Das Comeback von de Ligt nach wochenlanger Verletzungspause noch vor der Winterpause dürfte derweil für eine gewisse Erleichterung bei Tuchel sorgen. Denn die Kadersituation wird sich Anfang des neuen Jahres nicht wirklich entspannen. Ganz im Gegenteil.

In Min-jae Kim verliert Tuchel den Innenverteidiger, auf den er in der Bundesliga in jedem Spiel von Beginn an setzte. Der Südkoreaner wird seine Nationalmannschaft erwartungsgemäß beim Asien Cup vertreten und den Bayern einige Spiele nicht zur Verfügung stehen.

Den Umstand macht noch viel bitterer, dass Kim sich nach teilweise sehr durchwachsenen Leistungen an der Seite von Dayot Upamecano - in den meisten Fällen sein Partner in der Abwehrzentrale - endlich gefunden zu haben scheint. Nach seinem schwachen Auftritt beim 1:5-Debakel bei Eintracht Frankfurt hatte er gegen den VfB Stuttgart seine wohl beste Leistung im FCB-Trikot abgeliefert - und endlich gezeigt, warum er in Neapel den Spitznamen "Monster" bekommen hatte.

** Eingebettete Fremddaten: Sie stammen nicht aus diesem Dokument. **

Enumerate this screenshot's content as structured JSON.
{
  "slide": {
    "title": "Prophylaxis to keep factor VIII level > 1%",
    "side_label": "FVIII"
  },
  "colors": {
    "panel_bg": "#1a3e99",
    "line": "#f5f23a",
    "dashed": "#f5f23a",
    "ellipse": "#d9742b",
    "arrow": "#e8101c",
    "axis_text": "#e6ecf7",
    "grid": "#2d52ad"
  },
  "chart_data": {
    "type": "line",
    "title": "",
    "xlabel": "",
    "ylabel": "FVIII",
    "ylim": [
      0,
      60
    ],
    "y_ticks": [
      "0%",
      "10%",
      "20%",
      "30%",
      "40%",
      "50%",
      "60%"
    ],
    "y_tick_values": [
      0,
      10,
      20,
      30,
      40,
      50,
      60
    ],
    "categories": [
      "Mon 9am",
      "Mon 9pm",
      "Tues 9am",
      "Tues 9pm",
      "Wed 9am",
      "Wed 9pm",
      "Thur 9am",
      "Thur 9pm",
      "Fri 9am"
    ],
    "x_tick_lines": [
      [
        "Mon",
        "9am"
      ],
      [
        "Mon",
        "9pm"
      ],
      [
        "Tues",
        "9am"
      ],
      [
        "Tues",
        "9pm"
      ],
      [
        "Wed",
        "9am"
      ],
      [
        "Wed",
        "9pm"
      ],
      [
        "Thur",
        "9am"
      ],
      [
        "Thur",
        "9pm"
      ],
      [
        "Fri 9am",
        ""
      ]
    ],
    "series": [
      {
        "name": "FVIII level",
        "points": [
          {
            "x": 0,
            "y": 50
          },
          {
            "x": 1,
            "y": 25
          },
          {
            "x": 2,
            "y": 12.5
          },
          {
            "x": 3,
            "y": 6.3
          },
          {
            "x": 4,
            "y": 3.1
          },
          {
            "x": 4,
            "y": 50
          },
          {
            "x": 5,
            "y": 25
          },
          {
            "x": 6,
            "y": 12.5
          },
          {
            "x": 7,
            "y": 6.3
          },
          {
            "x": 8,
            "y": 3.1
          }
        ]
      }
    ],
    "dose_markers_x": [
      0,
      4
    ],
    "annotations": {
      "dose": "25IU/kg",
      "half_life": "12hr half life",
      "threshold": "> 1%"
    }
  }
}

Gegen Wolfsburg knüpfte er an diese Leistung an und überzeugte als sicherer Passgeber und vor allem mit seiner perfekten Ausbeute bei Zweikämpfen in der Luft. Es war nicht Kims oder Upamecanos Schuld, dass die Wölfe den Anschluss erzielten und in der zweiten Hälfte zu einigen Abschlüssen kamen.

Auch Upamecano scheint sich an Kims Seite endlich wohlzufühlen. Er glänzte ebenfalls als guter Zweikämpfer und spielte mehrere herausragende Pässe in die Spitze, wovon einer den Treffer zum 2:0 entscheidend einleitete.

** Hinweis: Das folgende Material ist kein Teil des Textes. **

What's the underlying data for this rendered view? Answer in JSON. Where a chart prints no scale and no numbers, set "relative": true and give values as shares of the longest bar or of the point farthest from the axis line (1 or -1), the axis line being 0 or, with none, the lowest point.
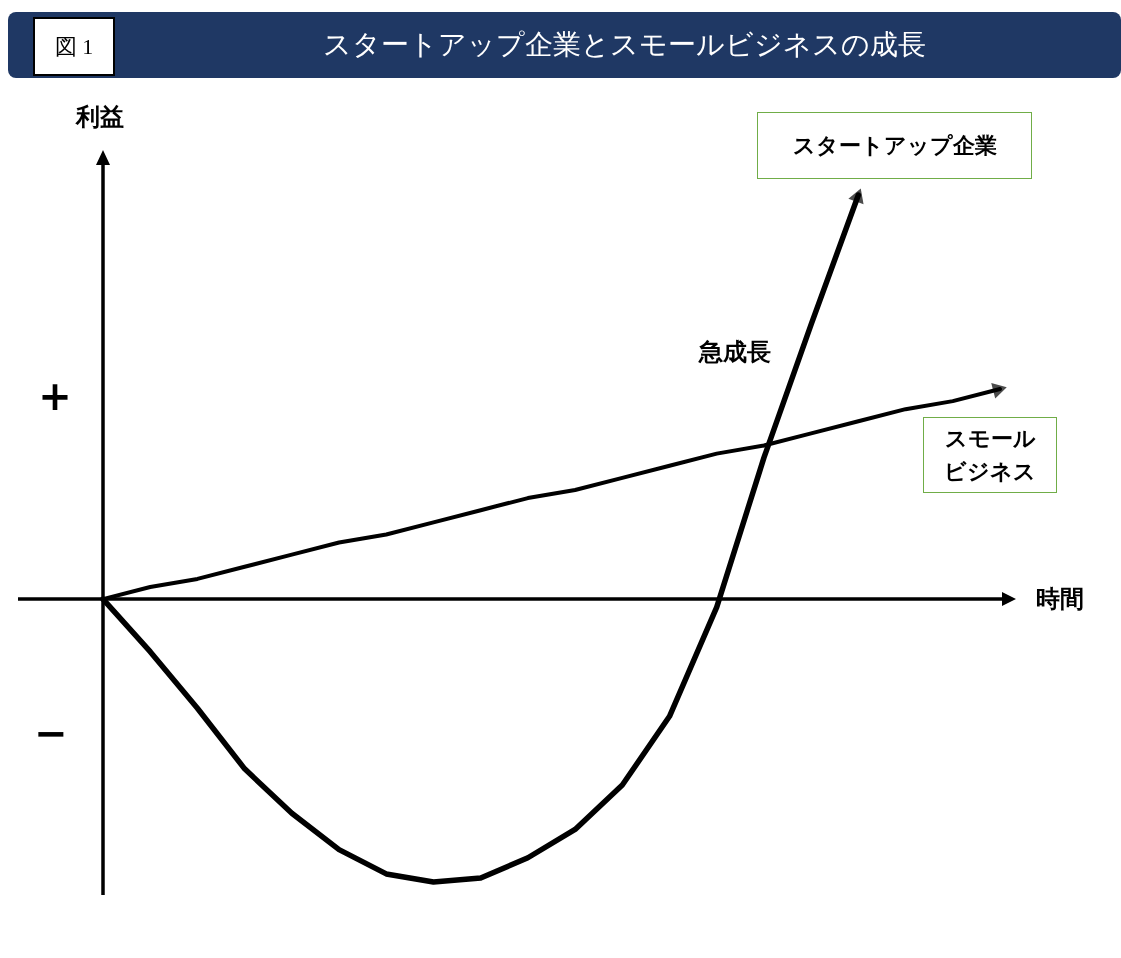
{
  "chart_data": {
    "type": "line",
    "title": "スタートアップ企業とスモールビジネスの成長",
    "xlabel": "時間",
    "ylabel": "利益",
    "relative": true,
    "marker": "none",
    "line_style": "solid",
    "annotations": [
      "図 1",
      "+",
      "−",
      "急成長"
    ],
    "categories": [
      null,
      null,
      null,
      null,
      null,
      null,
      null,
      null,
      null,
      null,
      null,
      null,
      null,
      null,
      null,
      null,
      null,
      null,
      null,
      null
    ],
    "series": [
      {
        "name": "スタートアップ企業",
        "color": "#000000",
        "values": [
          0,
          -0.13,
          -0.27,
          -0.42,
          -0.53,
          -0.62,
          -0.68,
          -0.7,
          -0.69,
          -0.64,
          -0.57,
          -0.46,
          -0.29,
          -0.02,
          0.35,
          0.68,
          1,
          null,
          null,
          null
        ]
      },
      {
        "name": "スモールビジネス",
        "color": "#000000",
        "values": [
          0,
          0.03,
          0.05,
          0.08,
          0.11,
          0.14,
          0.16,
          0.19,
          0.22,
          0.25,
          0.27,
          0.3,
          0.33,
          0.36,
          0.38,
          0.41,
          0.44,
          0.47,
          0.49,
          0.52
        ]
      }
    ]
  }
}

Min-jae Kim: Berechtigte Befürchtungen?

Nun wird das Duo getrennt, weshalb sich Kim schon mental auf alle Eventualitäten vorbereitet. "Während des Turniers werde ich meinen Platz bei Bayern frei machen müssen, und wenn Upa und Matthijs in dieser Zeit gut spielen, werden die beiden wahrscheinlich auch danach erst mal das Abwehrduo sein", erklärte der 27-Jährige bereits am Wochenende. Das sei die "unvermeidliche Realität", ergänzte Kim: "Also muss ich nach meiner Rückkehr weiterhin um meinen Platz kämpfen und gute Leistungen zeigen."

Kims Reise zum Asien Cup kommt also in vielerlei Hinsicht zu einem schlechten Zeitpunkt. Zumal sich in dieser Zeit weder de Ligt, der ohnehin noch nicht bei 100 Prozent ist, noch Upamecano verletzen dürfen. Andernfalls müsste wohl wieder Leon Goretzka eine Reihe nach hinten rücken.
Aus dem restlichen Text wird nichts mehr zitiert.